Now that we have seen the big picture, it is time to get into the specifics. We will learn the syntax for
creating XML documents, as well as the rules for XML documents being well-formed. The XML syntax is
not difficult, and it is only in its strict requirements that any difficulties arise in creating documents.
It is critical that a very solid understanding of XML comes from this chapter, as it will form the basis for
everything throughout the remainder of this course. We will in fact, as a practical application of XML, take a
look at an existing database and see how to map it to a well-formed XML document.
XML Syntax: The Bricks
• Every XML document should begin with the XML declaration.
• The XML declaration should be on the first line of the document.
• The declaration has the following attributes.
- Version: describes the XML version to be used in the document. So far, the only version is “1.0”.
Required.
- Standalone: specifies whether there are external markup declarations. Valid values are “yes” and “no”.
Optional.
- Encoding: tells which type of character encoding is used. Optional.
<?xml version=”1.0” encoding=”UTF-8” standalone=”yes”?>
• The only types of encoding required for support by an XML processor are “UTF-8” and “UTF-16”.
Elements
• An element is the proper name for the XML tags and the content contained within.
- An element tag begins with a “<” and ends with a “>”.
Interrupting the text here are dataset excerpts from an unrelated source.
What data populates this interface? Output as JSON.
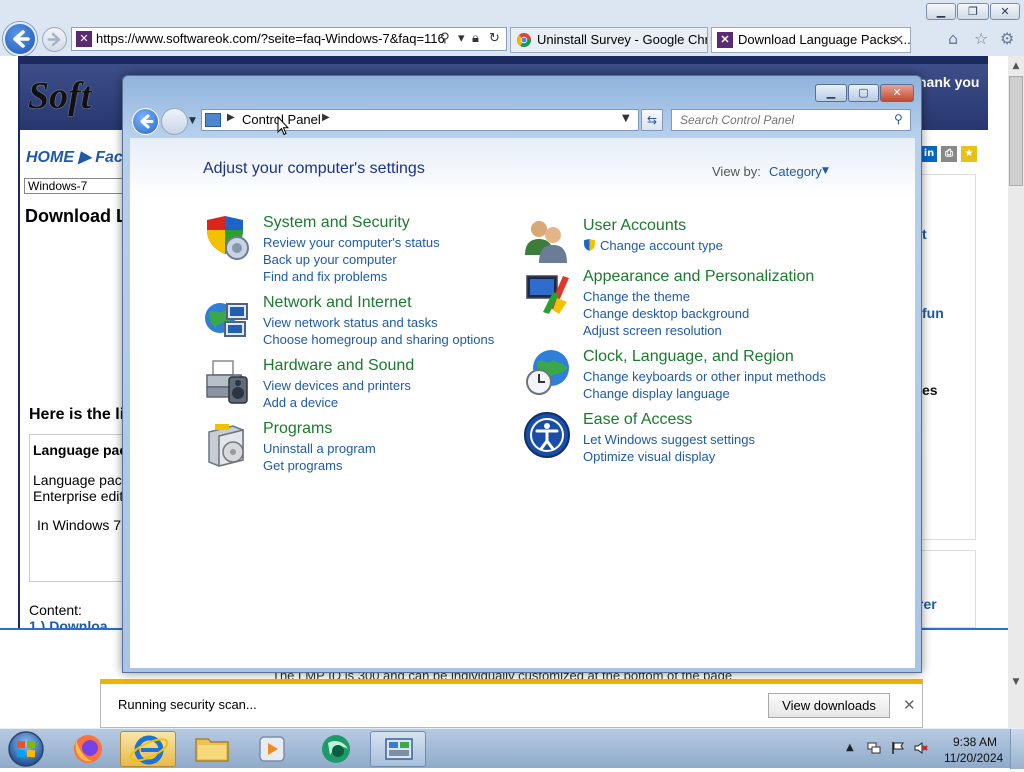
{
  "browser": {
    "url": "https://www.softwareok.com/?seite=faq-Windows-7&faq=116",
    "tabs": [
      {
        "label": "Uninstall Survey - Google Chr..."
      },
      {
        "label": "Download Language Packs ..."
      }
    ],
    "page": {
      "logo": "Soft",
      "thanks": "hank you",
      "nav": "HOME ▶ Fac",
      "select_value": "Windows-7",
      "heading": "Download L",
      "subheading": "Here is the li",
      "lang_head": "Language pac",
      "lang_t1": "Language pack",
      "lang_t2": "Enterprise editi",
      "lang_t3": "In Windows 7 F",
      "content_label": "Content:",
      "download_item": "1.)     Downloa",
      "right_1": "t",
      "right_2": "fun",
      "right_3": "es",
      "right_4": "rer",
      "bottom_text": "The LMP ID is 300 and can be individually customized at the bottom of the page"
    },
    "download_bar": {
      "status": "Running security scan...",
      "button": "View downloads"
    }
  },
  "control_panel": {
    "address": "Control Panel",
    "search_placeholder": "Search Control Panel",
    "title": "Adjust your computer's settings",
    "view_by_label": "View by:",
    "view_by_value": "Category",
    "categories": [
      {
        "title": "System and Security",
        "links": [
          "Review your computer's status",
          "Back up your computer",
          "Find and fix problems"
        ]
      },
      {
        "title": "Network and Internet",
        "links": [
          "View network status and tasks",
          "Choose homegroup and sharing options"
        ]
      },
      {
        "title": "Hardware and Sound",
        "links": [
          "View devices and printers",
          "Add a device"
        ]
      },
      {
        "title": "Programs",
        "links": [
          "Uninstall a program",
          "Get programs"
        ]
      },
      {
        "title": "User Accounts",
        "links": [
          "Change account type"
        ]
      },
      {
        "title": "Appearance and Personalization",
        "links": [
          "Change the theme",
          "Change desktop background",
          "Adjust screen resolution"
        ]
      },
      {
        "title": "Clock, Language, and Region",
        "links": [
          "Change keyboards or other input methods",
          "Change display language"
        ]
      },
      {
        "title": "Ease of Access",
        "links": [
          "Let Windows suggest settings",
          "Optimize visual display"
        ]
      }
    ]
  },
  "taskbar": {
    "time": "9:38 AM",
    "date": "11/20/2024"
  },
  "colors": {
    "link_blue": "#1e5aa8",
    "category_green": "#1a7a2e",
    "title_blue": "#1e3287",
    "download_bar_accent": "#f0b400"
  }
}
- An element has a start tag, content, and an end tag.
- An element might be empty and contain no content. There is a special syntax for specifying an empty
element, the closing character is preceded by the “/” character.
<elementname>element content</elementname> <!-- an element with content -->
<anotherelementname /> <!-- an element without content -->
• Element names must begin with a letter or an underscore, and then any sequence of characters (with the
exception of the space).
• XML is case sensitive.
• Elements may contain only text.
<?xml version="1.0"?>
<ClassMaterial>Complete XML</ClassMaterial>
• Elements may only have children.
<?xml version="1.0"?>
<ClassMaterial>
<Title>Complete XML</Title>
</ClassMaterial>
• Elements may contain both text and children. These elements would be known as “mixed content”.
- Mixed content is generally avoided.
<?xml version="1.0"?>
<ClassMaterial>Complete XML
<Chapter>A History Of XML
<Objective>There are many objectives for this chapter
<Point>To see the purpose of XML</Point>
<Point>To learn the history of XML</Point>
<Point>To see the building blocks of XML syntax</Point>
<Point>To learn the rules for well-formed XML documents.</Point>
<Point>To see what some of the surrounding technologies are</Point>
</Objective>
</Chapter>
</ClassMaterial>
• The first element in a document is known as the root element.
Attributes
• Elements may have attributes. Attributes provide more information about the element and are located
within the start tag of an element.
- Attribute values are contained in quotes.
- The attribute “xml” is reserved.
<elementname attributename=”attribute value”>element content </elementname>
• Attribute names follow the same rules as element names.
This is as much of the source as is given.